Some of the key changes include:

  • Stricter visa and work permit requirements for immigrants looking to work or rent in the UK . Employers must now show they cannot fill a role with a suitable resident worker before sponsoring an immigrant.
  • Increased checks and due diligence required by employers and landlords on an immigrant’s right-to-work or rent status in the UK . Fines have increased significantly for those found housing illegal immigrants.
  • Introduction of a new points-based immigration system . Immigrants must now meet certain points criteria based on their skills, qualifications, salaries and professions before being granted a visa.
  • Stricter rules around use of illegal labour. Employers can now face up to 6 years in prison for “knowingly” employing illegal workers .

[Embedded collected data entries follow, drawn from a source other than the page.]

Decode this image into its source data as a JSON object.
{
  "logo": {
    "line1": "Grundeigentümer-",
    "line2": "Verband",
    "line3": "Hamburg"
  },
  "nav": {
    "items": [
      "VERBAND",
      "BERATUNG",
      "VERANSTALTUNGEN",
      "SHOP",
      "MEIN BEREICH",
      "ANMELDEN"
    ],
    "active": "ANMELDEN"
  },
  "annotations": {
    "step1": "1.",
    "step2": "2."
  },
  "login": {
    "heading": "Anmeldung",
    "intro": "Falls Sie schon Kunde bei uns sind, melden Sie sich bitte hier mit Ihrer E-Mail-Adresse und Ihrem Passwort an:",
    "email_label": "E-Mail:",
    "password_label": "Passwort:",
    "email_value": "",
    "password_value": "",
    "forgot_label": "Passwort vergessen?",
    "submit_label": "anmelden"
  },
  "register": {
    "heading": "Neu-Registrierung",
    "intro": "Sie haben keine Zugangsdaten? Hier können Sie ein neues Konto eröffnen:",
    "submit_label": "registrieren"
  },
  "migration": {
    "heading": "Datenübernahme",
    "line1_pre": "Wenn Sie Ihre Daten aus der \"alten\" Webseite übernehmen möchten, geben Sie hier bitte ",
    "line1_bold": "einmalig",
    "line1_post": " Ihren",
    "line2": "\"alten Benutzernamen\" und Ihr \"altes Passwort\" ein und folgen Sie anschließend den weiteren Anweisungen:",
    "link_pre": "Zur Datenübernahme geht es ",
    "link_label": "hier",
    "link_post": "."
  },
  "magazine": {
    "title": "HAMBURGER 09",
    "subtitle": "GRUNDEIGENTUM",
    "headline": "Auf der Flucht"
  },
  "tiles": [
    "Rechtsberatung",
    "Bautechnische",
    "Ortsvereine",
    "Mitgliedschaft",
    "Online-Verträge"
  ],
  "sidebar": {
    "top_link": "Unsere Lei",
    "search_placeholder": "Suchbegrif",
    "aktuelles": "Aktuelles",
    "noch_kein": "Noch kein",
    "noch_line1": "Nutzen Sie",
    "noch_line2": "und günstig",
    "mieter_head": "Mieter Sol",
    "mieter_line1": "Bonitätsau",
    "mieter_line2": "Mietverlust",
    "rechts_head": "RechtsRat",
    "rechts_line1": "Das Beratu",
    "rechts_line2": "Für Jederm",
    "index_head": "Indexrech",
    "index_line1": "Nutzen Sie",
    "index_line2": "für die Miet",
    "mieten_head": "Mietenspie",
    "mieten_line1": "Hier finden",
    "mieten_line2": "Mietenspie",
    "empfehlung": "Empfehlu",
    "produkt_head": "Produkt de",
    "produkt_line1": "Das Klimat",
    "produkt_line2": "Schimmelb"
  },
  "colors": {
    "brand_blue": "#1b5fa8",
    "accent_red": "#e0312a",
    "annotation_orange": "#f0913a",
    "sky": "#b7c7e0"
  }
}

These policy changes have made the landscape stricter for employers and landlords looking to recruit immigrant talent or tenants. Key impacts include:

  • Increased admin and compliance burden: More checks, paperwork and record-keeping is now legally required, adding costs and complexity, especially for smaller companies.
  • Higher risk of penalties: With larger fines and even prison sentences now in place for breaches, the risks of falling foul of the law have increased.
  • Narrower pool of candidates: The tighter visa and points-based criteria mean a smaller talent pool from overseas to recruit from. Some roles/sectors reliant on immigrant labour may struggle.
  • Higher scrutiny on supply chains: Companies must now do deeper due diligence on their supply chains and contractors to avoid fines over illegal labour.

Guidance for Employers & Landlords

To remain compliant amidst the policy changes, employers and landlords should:

  • Check candidates’ right-to-work/rent status thoroughly before recruitment or rental agreements using the government’s tools.
  • Apply for sponsorship licences if looking to hire immigrants from outside the UK. Review visa and points criteria when assessing candidates.
  • Review contracts and record-keeping to ensure compliance with legal requirements on keeping registers, copies of documents etc.
  • Audit supply chains and contractors to check for illegal labour issues which could lead to prosecutions.
  • Seek legal advice where uncertain on new policies or obligations to remain compliant. Fines and penalties are now larger so risks are higher.

The immigration landscape has shifted significantly for UK employers and landlords. While the policy aims are to better control immigration, the practical impacts on business operations have increased. Understanding the regulatory changes and seeking guidance is key to avoiding legal jeopardy.